Daughters of the Dust is a 1991 independent film written, directed and produced by Julie Dash and is the first feature film directed by an African-American woman distributed theatrically in the United States. Set in 1902, it tells the story of three generations of Gullah (also known as Geechee) women in the Peazant family on Saint Helena Island as they prepare to migrate off the island, out of the Southern United States, and into the North.
The film gained critical praise for its lush visuals, Gullah dialogue and non-linear storytelling. The cast features Cora Lee Day, Alva Rogers, Barbara-O, Trula Hoosier, Vertamae Grosvenor, and Kaycee Moore and was filmed on St. Helena Island in South Carolina. Daughters of the Dust was selected for the Sundance 1991 dramatic competition. Director of photography Arthur Jafa won the top cinematography prize. The film is also known for being the first by an African American woman to gain a general theatrical release.

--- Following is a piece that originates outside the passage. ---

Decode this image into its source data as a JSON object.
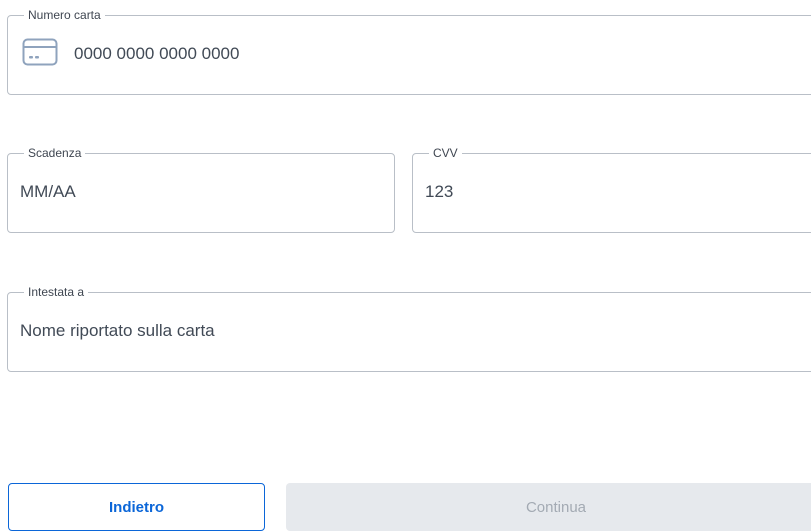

Dash has written two books about Daughters of the Dust, one about making the film, co-authored with Toni Cade Bambara and bell hooks, and one novel, a sequel set 20 years after the film's story. In 2004, the film was selected for preservation in the United States National Film Registry by the Library of Congress as being "culturally, historically, or aesthetically significant." For its 25th anniversary, Daughters of the Dust was restored and re-released in 2016 by the Cohen Media Group.